A winter of cold milk and human warmth

Summer was fading when we filled a moving van and headed north with our young family, leaving the Nevada desert for a Minnesota farm. Some praised our spirit of adventure; others shook their heads. Leave home, family, and desert warmth for the unknown and the soon-to-be-frozen North? Were we crazy? Perhaps, but my trepidation over such a leap of faith had melted finally into peace.

We were to be caretakers on a farm, deserted except for the owner. Now we would keep the home fires burning, literally, and the water pipes from freezing, while he drove a truck cross-country.

The heart of this home beat in a single room, which housed kitchen, wood stove, and living area. Standing at the kitchen counter, I could look out the window, over the farm, down the valley, and across the highway to Jack's place. With the owner on the road so much, we were to call on Jack if we needed anything.

During our first visit with Jack, he took us to his barn, a place pungent with odors earthy and strong but not at all disagreeable, a place alive with cows and cats and unseen critters rustling in the hay. Although Jack milked some Holsteins for market, he also milked a particular cow to bottle-feed a calf he was hand-raising, and he had milk to spare. Would we be interested in the overflow? He hated wasting it.

Our city-children's eyes widened at the prospect of all the milk they could drink, straight from the source, no less.. We jumped at his offer, beginning a routine that would last through the end of our stay at the farm.

The milk's warmth posed some problems, though. At first we naively put the gallon jugs right into our refrigerator. After all, I'd unloaded groceries my entire adult life, and isn't that where milk belongs? But I had not reckoned on fresh milk, not even 30 minutes out of its bovine source. Even by the next morning, the milk would not have cooled enough to meet our "ice cold" standard for consumption. Not only that, but the entire contents of the refrigerator would have turned tepid because of the milk's intrusion.

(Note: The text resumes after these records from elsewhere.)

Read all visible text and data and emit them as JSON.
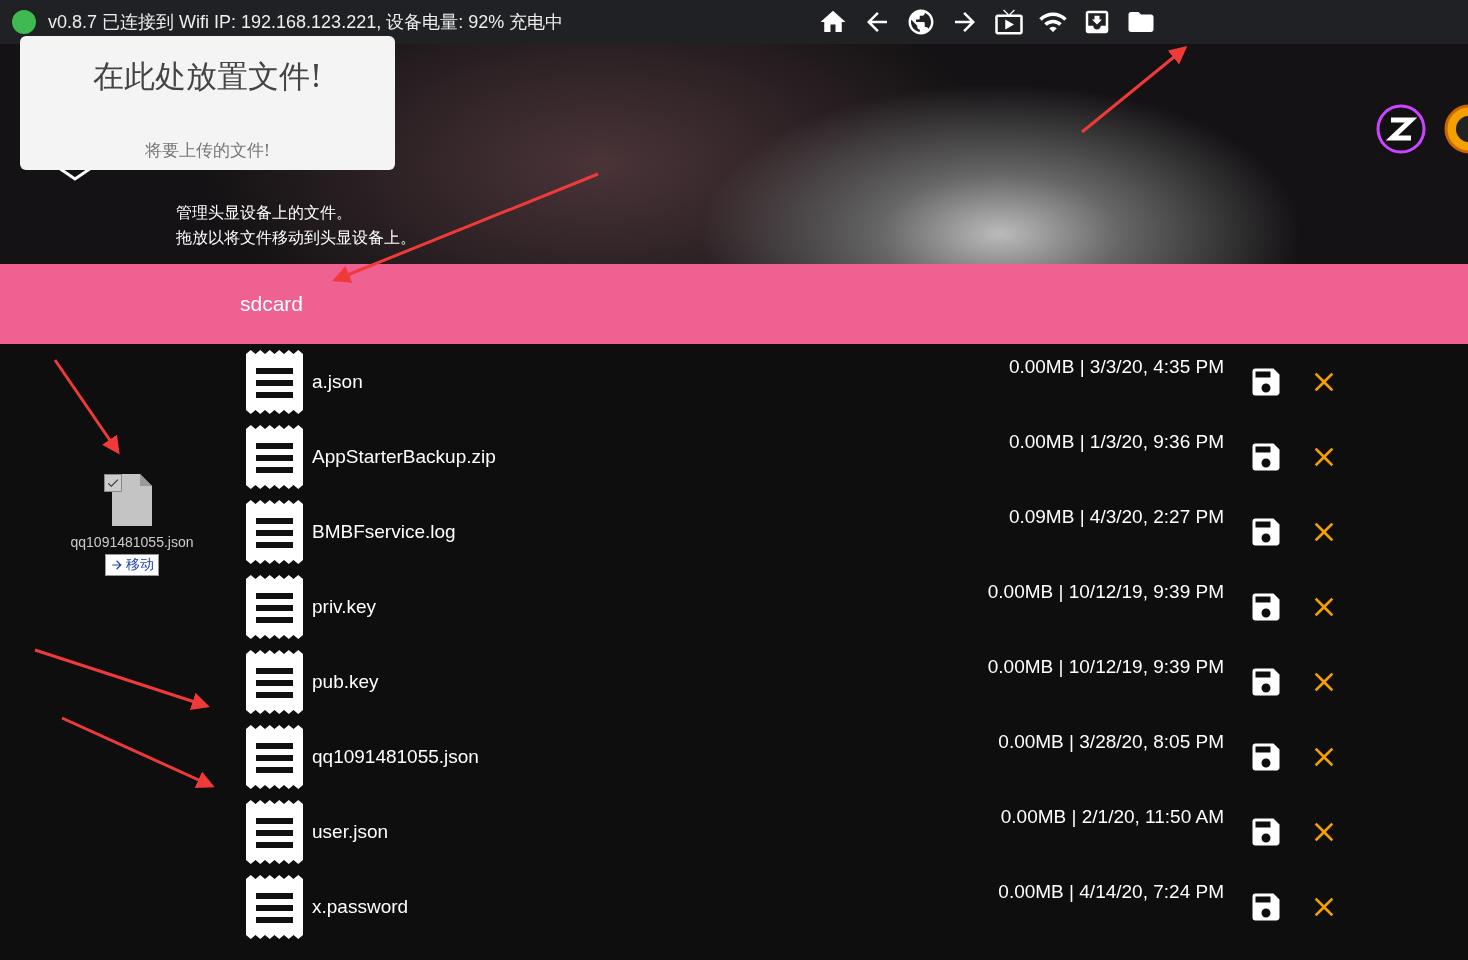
{
  "status_bar": {
    "connected": true,
    "text": "v0.8.7 已连接到 Wifi IP: 192.168.123.221, 设备电量: 92% 充电中"
  },
  "drop_zone": {
    "title": "在此处放置文件!",
    "subtitle": "将要上传的文件!"
  },
  "header": {
    "description": [
      "管理头显设备上的文件。",
      "拖放以将文件移动到头显设备上。"
    ]
  },
  "path": "sdcard",
  "files": [
    {
      "name": "a.json",
      "meta": "0.00MB | 3/3/20, 4:35 PM"
    },
    {
      "name": "AppStarterBackup.zip",
      "meta": "0.00MB | 1/3/20, 9:36 PM"
    },
    {
      "name": "BMBFservice.log",
      "meta": "0.09MB | 4/3/20, 2:27 PM"
    },
    {
      "name": "priv.key",
      "meta": "0.00MB | 10/12/19, 9:39 PM"
    },
    {
      "name": "pub.key",
      "meta": "0.00MB | 10/12/19, 9:39 PM"
    },
    {
      "name": "qq1091481055.json",
      "meta": "0.00MB | 3/28/20, 8:05 PM"
    },
    {
      "name": "user.json",
      "meta": "0.00MB | 2/1/20, 11:50 AM"
    },
    {
      "name": "x.password",
      "meta": "0.00MB | 4/14/20, 7:24 PM"
    }
  ],
  "drag_ghost": {
    "name": "qq1091481055.json",
    "checked": true,
    "action": "移动"
  }
}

We puzzled over this until necessity truly became the mother of invention and an idea was born, elegant in its simplicity. We would unload the jugs from our van, not into the house, but onto the deck outside, and then surround the jugs with snow. Perfect! In a few hours the milk would be chilled, the cream would rise, and we could slip the jugs into the refrigerator.

Within a day or two, we witnessed an unexpected bonus from our ingenuity. Glancing outdoors at our milk mounds, we saw only a clowder of cats. Since arriving at the farm, we'd tried to get close to the cats seen darting about the property, but we were frustrated every time. Our kids, raised with house pets, didn't understand the skittishness of animals born in the near wild, allowed on the farm only to control the rodent population in the barns.

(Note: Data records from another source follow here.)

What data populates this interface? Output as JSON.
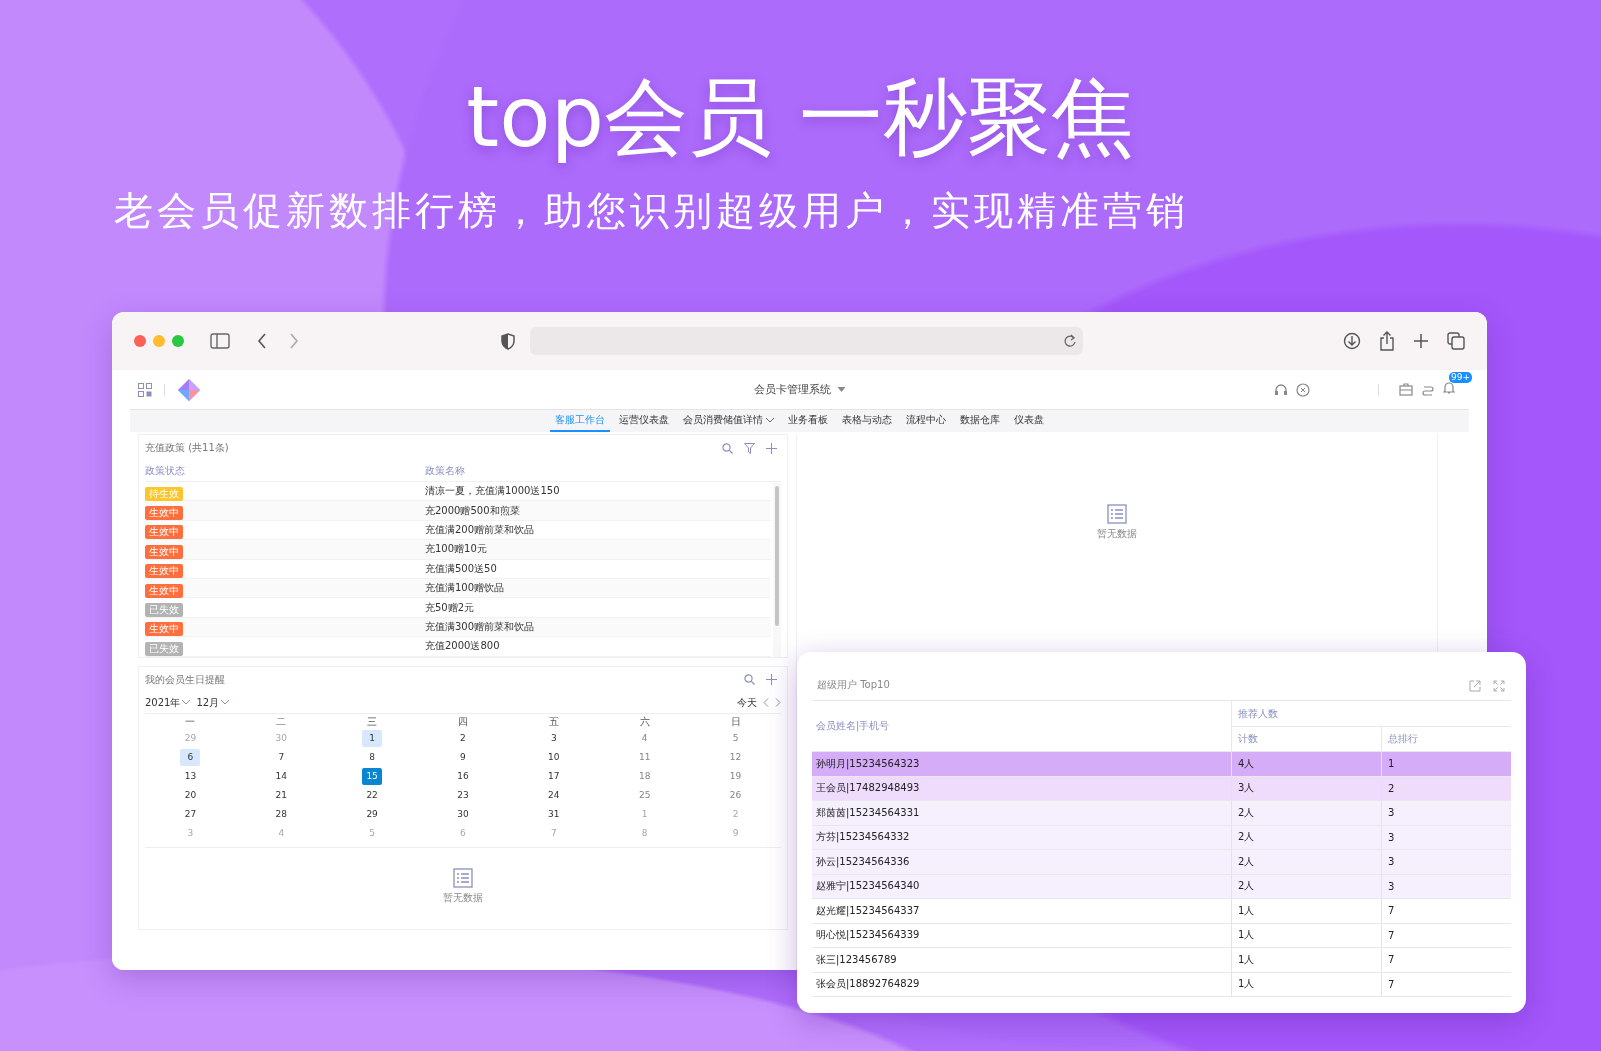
{
  "headline": {
    "title": "top会员 一秒聚焦",
    "subtitle": "老会员促新数排行榜，助您识别超级用户，实现精准营销"
  },
  "app": {
    "title": "会员卡管理系统",
    "badge": "99+",
    "nav": [
      {
        "label": "客服工作台",
        "selected": true,
        "has_menu": false
      },
      {
        "label": "运营仪表盘",
        "selected": false,
        "has_menu": false
      },
      {
        "label": "会员消费储值详情",
        "selected": false,
        "has_menu": true
      },
      {
        "label": "业务看板",
        "selected": false,
        "has_menu": false
      },
      {
        "label": "表格与动态",
        "selected": false,
        "has_menu": false
      },
      {
        "label": "流程中心",
        "selected": false,
        "has_menu": false
      },
      {
        "label": "数据仓库",
        "selected": false,
        "has_menu": false
      },
      {
        "label": "仪表盘",
        "selected": false,
        "has_menu": false
      }
    ]
  },
  "policy_table": {
    "title": "充值政策 (共11条)",
    "columns": [
      "政策状态",
      "政策名称"
    ],
    "rows": [
      {
        "status": "待生效",
        "kind": "pending",
        "name": "清凉一夏，充值满1000送150"
      },
      {
        "status": "生效中",
        "kind": "active",
        "name": "充2000赠500和煎菜"
      },
      {
        "status": "生效中",
        "kind": "active",
        "name": "充值满200赠前菜和饮品"
      },
      {
        "status": "生效中",
        "kind": "active",
        "name": "充100赠10元"
      },
      {
        "status": "生效中",
        "kind": "active",
        "name": "充值满500送50"
      },
      {
        "status": "生效中",
        "kind": "active",
        "name": "充值满100赠饮品"
      },
      {
        "status": "已失效",
        "kind": "expired",
        "name": "充50赠2元"
      },
      {
        "status": "生效中",
        "kind": "active",
        "name": "充值满300赠前菜和饮品"
      },
      {
        "status": "已失效",
        "kind": "expired",
        "name": "充值2000送800"
      }
    ]
  },
  "birthday_calendar": {
    "title": "我的会员生日提醒",
    "year": "2021年",
    "month": "12月",
    "today": "今天",
    "weekdays": [
      "一",
      "二",
      "三",
      "四",
      "五",
      "六",
      "日"
    ],
    "weeks": [
      [
        {
          "day": "29",
          "kind": "outside",
          "marked": false,
          "selected": false
        },
        {
          "day": "30",
          "kind": "outside",
          "marked": false,
          "selected": false
        },
        {
          "day": "1",
          "kind": "weekday",
          "marked": true,
          "selected": false
        },
        {
          "day": "2",
          "kind": "weekday",
          "marked": false,
          "selected": false
        },
        {
          "day": "3",
          "kind": "weekday",
          "marked": false,
          "selected": false
        },
        {
          "day": "4",
          "kind": "weekend",
          "marked": false,
          "selected": false
        },
        {
          "day": "5",
          "kind": "weekend",
          "marked": false,
          "selected": false
        }
      ],
      [
        {
          "day": "6",
          "kind": "weekday",
          "marked": true,
          "selected": false
        },
        {
          "day": "7",
          "kind": "weekday",
          "marked": false,
          "selected": false
        },
        {
          "day": "8",
          "kind": "weekday",
          "marked": false,
          "selected": false
        },
        {
          "day": "9",
          "kind": "weekday",
          "marked": false,
          "selected": false
        },
        {
          "day": "10",
          "kind": "weekday",
          "marked": false,
          "selected": false
        },
        {
          "day": "11",
          "kind": "weekend",
          "marked": false,
          "selected": false
        },
        {
          "day": "12",
          "kind": "weekend",
          "marked": false,
          "selected": false
        }
      ],
      [
        {
          "day": "13",
          "kind": "weekday",
          "marked": false,
          "selected": false
        },
        {
          "day": "14",
          "kind": "weekday",
          "marked": false,
          "selected": false
        },
        {
          "day": "15",
          "kind": "weekday",
          "marked": false,
          "selected": true
        },
        {
          "day": "16",
          "kind": "weekday",
          "marked": false,
          "selected": false
        },
        {
          "day": "17",
          "kind": "weekday",
          "marked": false,
          "selected": false
        },
        {
          "day": "18",
          "kind": "weekend",
          "marked": false,
          "selected": false
        },
        {
          "day": "19",
          "kind": "weekend",
          "marked": false,
          "selected": false
        }
      ],
      [
        {
          "day": "20",
          "kind": "weekday",
          "marked": false,
          "selected": false
        },
        {
          "day": "21",
          "kind": "weekday",
          "marked": false,
          "selected": false
        },
        {
          "day": "22",
          "kind": "weekday",
          "marked": false,
          "selected": false
        },
        {
          "day": "23",
          "kind": "weekday",
          "marked": false,
          "selected": false
        },
        {
          "day": "24",
          "kind": "weekday",
          "marked": false,
          "selected": false
        },
        {
          "day": "25",
          "kind": "weekend",
          "marked": false,
          "selected": false
        },
        {
          "day": "26",
          "kind": "weekend",
          "marked": false,
          "selected": false
        }
      ],
      [
        {
          "day": "27",
          "kind": "weekday",
          "marked": false,
          "selected": false
        },
        {
          "day": "28",
          "kind": "weekday",
          "marked": false,
          "selected": false
        },
        {
          "day": "29",
          "kind": "weekday",
          "marked": false,
          "selected": false
        },
        {
          "day": "30",
          "kind": "weekday",
          "marked": false,
          "selected": false
        },
        {
          "day": "31",
          "kind": "weekday",
          "marked": false,
          "selected": false
        },
        {
          "day": "1",
          "kind": "outside",
          "marked": false,
          "selected": false
        },
        {
          "day": "2",
          "kind": "outside",
          "marked": false,
          "selected": false
        }
      ],
      [
        {
          "day": "3",
          "kind": "outside",
          "marked": false,
          "selected": false
        },
        {
          "day": "4",
          "kind": "outside",
          "marked": false,
          "selected": false
        },
        {
          "day": "5",
          "kind": "outside",
          "marked": false,
          "selected": false
        },
        {
          "day": "6",
          "kind": "outside",
          "marked": false,
          "selected": false
        },
        {
          "day": "7",
          "kind": "outside",
          "marked": false,
          "selected": false
        },
        {
          "day": "8",
          "kind": "outside",
          "marked": false,
          "selected": false
        },
        {
          "day": "9",
          "kind": "outside",
          "marked": false,
          "selected": false
        }
      ]
    ],
    "empty_text": "暂无数据"
  },
  "right_panel": {
    "empty_text": "暂无数据"
  },
  "top10": {
    "title": "超级用户 Top10",
    "name_column": "会员姓名|手机号",
    "group_column": "推荐人数",
    "count_column": "计数",
    "rank_column": "总排行",
    "rows": [
      {
        "name": "孙明月|15234564323",
        "count": "4人",
        "rank": "1",
        "color": "#d5acf8"
      },
      {
        "name": "王会员|17482948493",
        "count": "3人",
        "rank": "2",
        "color": "#efdcfd"
      },
      {
        "name": "郑茵茵|15234564331",
        "count": "2人",
        "rank": "3",
        "color": "#f6effe"
      },
      {
        "name": "方芬|15234564332",
        "count": "2人",
        "rank": "3",
        "color": "#f6effe"
      },
      {
        "name": "孙云|15234564336",
        "count": "2人",
        "rank": "3",
        "color": "#f6effe"
      },
      {
        "name": "赵雅宁|15234564340",
        "count": "2人",
        "rank": "3",
        "color": "#f6effe"
      },
      {
        "name": "赵光耀|15234564337",
        "count": "1人",
        "rank": "7",
        "color": "#ffffff"
      },
      {
        "name": "明心悦|15234564339",
        "count": "1人",
        "rank": "7",
        "color": "#ffffff"
      },
      {
        "name": "张三|123456789",
        "count": "1人",
        "rank": "7",
        "color": "#ffffff"
      },
      {
        "name": "张会员|18892764829",
        "count": "1人",
        "rank": "7",
        "color": "#ffffff"
      }
    ]
  }
}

But now here they were, eight or 10 cats right outside our door. An accurate count couldn't be made because heads and tails all intertwined. Where were the jugs? Slowly we realized that the cats were now part of our milk mounds. Canny survivors, they had discovered the cooling containers and draped their bodies over and around the jugs, absorbing the warmth.

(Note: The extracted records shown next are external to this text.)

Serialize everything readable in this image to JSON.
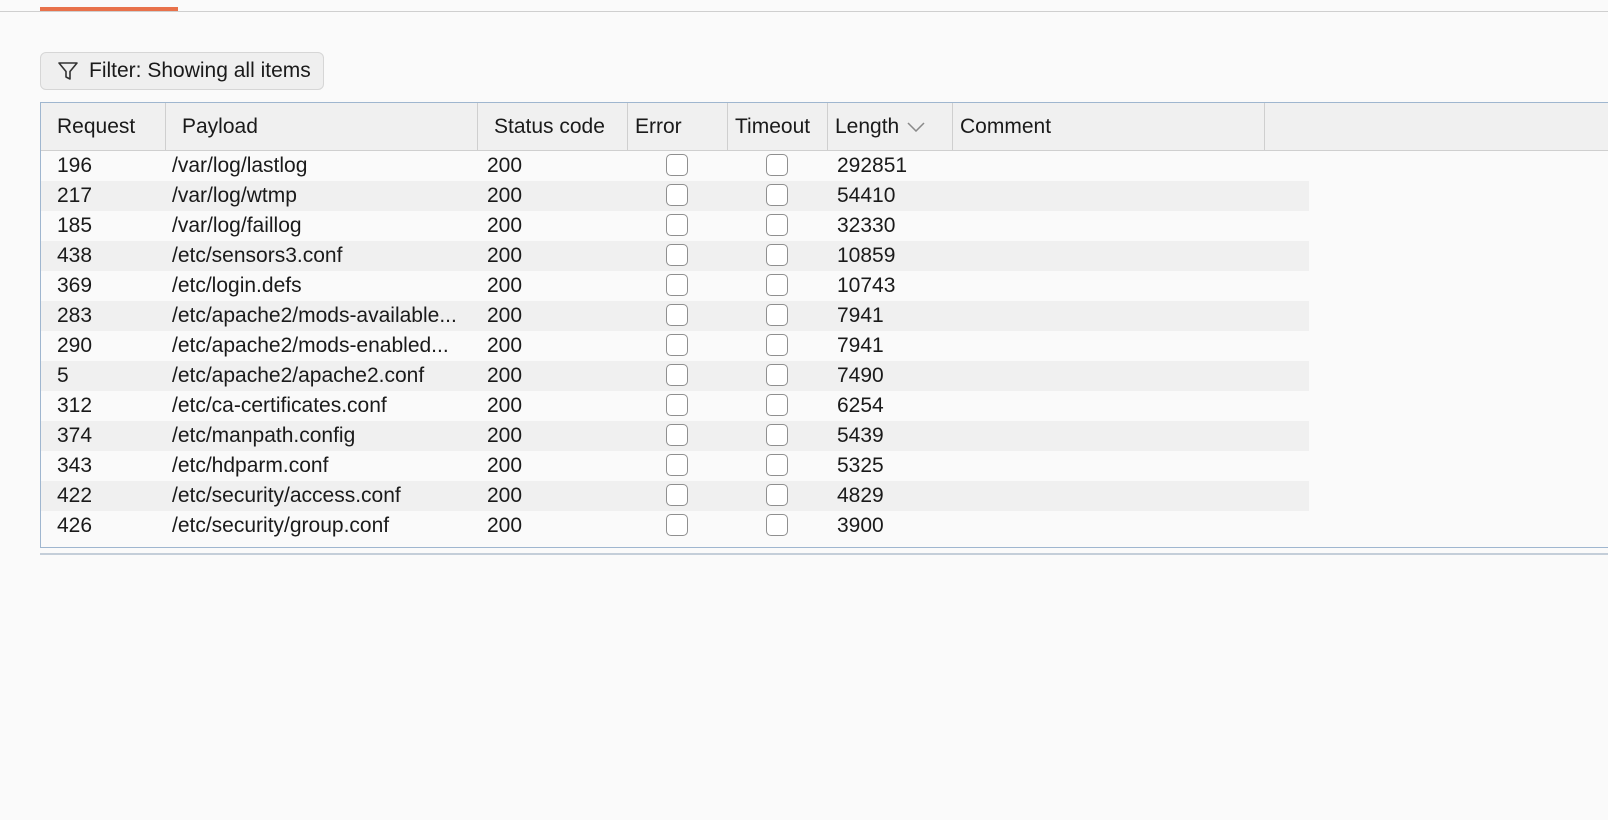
{
  "filter": {
    "label": "Filter: Showing all items",
    "icon": "filter-funnel-icon"
  },
  "table": {
    "columns": [
      "Request",
      "Payload",
      "Status code",
      "Error",
      "Timeout",
      "Length",
      "Comment"
    ],
    "sorted_by": "Length",
    "sort_direction": "descending",
    "rows": [
      {
        "request": "196",
        "payload": "/var/log/lastlog",
        "status": "200",
        "error": false,
        "timeout": false,
        "length": "292851",
        "comment": ""
      },
      {
        "request": "217",
        "payload": "/var/log/wtmp",
        "status": "200",
        "error": false,
        "timeout": false,
        "length": "54410",
        "comment": ""
      },
      {
        "request": "185",
        "payload": "/var/log/faillog",
        "status": "200",
        "error": false,
        "timeout": false,
        "length": "32330",
        "comment": ""
      },
      {
        "request": "438",
        "payload": "/etc/sensors3.conf",
        "status": "200",
        "error": false,
        "timeout": false,
        "length": "10859",
        "comment": ""
      },
      {
        "request": "369",
        "payload": "/etc/login.defs",
        "status": "200",
        "error": false,
        "timeout": false,
        "length": "10743",
        "comment": ""
      },
      {
        "request": "283",
        "payload": "/etc/apache2/mods-available...",
        "status": "200",
        "error": false,
        "timeout": false,
        "length": "7941",
        "comment": ""
      },
      {
        "request": "290",
        "payload": "/etc/apache2/mods-enabled...",
        "status": "200",
        "error": false,
        "timeout": false,
        "length": "7941",
        "comment": ""
      },
      {
        "request": "5",
        "payload": "/etc/apache2/apache2.conf",
        "status": "200",
        "error": false,
        "timeout": false,
        "length": "7490",
        "comment": ""
      },
      {
        "request": "312",
        "payload": "/etc/ca-certificates.conf",
        "status": "200",
        "error": false,
        "timeout": false,
        "length": "6254",
        "comment": ""
      },
      {
        "request": "374",
        "payload": "/etc/manpath.config",
        "status": "200",
        "error": false,
        "timeout": false,
        "length": "5439",
        "comment": ""
      },
      {
        "request": "343",
        "payload": "/etc/hdparm.conf",
        "status": "200",
        "error": false,
        "timeout": false,
        "length": "5325",
        "comment": ""
      },
      {
        "request": "422",
        "payload": "/etc/security/access.conf",
        "status": "200",
        "error": false,
        "timeout": false,
        "length": "4829",
        "comment": ""
      },
      {
        "request": "426",
        "payload": "/etc/security/group.conf",
        "status": "200",
        "error": false,
        "timeout": false,
        "length": "3900",
        "comment": ""
      }
    ]
  },
  "colors": {
    "accent_tab": "#e8714a",
    "table_border": "#9fb6cf",
    "header_bg": "#f0f0f0",
    "row_alt_bg": "#f0f0f0"
  }
}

Over at Jack's farm, our kids would watch him milk. Occasionally he squirted a stream of milk directly into a waiting cat's open mouth, warming the animal from the inside out. Here on our deck, warmth was drawn out of the milk jugs and into yet more feline shapes, from the outside in.

Although most of the cats continued to keep their distance, they became a regular part of our milk-gathering drill. They delayed the cooling part a bit with their furry insulation, but they also enriched the process. We had all the milk we could possibly drink that winter, with always enough to pour out a portion for our shy fellow farm dwellers.

As we grew accustomed to life on the farm, our every-other-day trips to Jack's soon provided much more than milk. We would take bachelor Jack cookies warm from our oven and visit as the kids tagged along during his chores. This gentle exchange of neighborly caring, of thoughts on life, of mutual appreciation became balm to our hearts.

As winter waned, we decided that we'd move on. That March, we loaded a moving van yet again and headed south, this time to Kentucky, to warmer climate and loving family, where bodies and hearts could thaw. And along the way and through the years since, I've remembered Jack and been warmed anew by the milk of human kindness.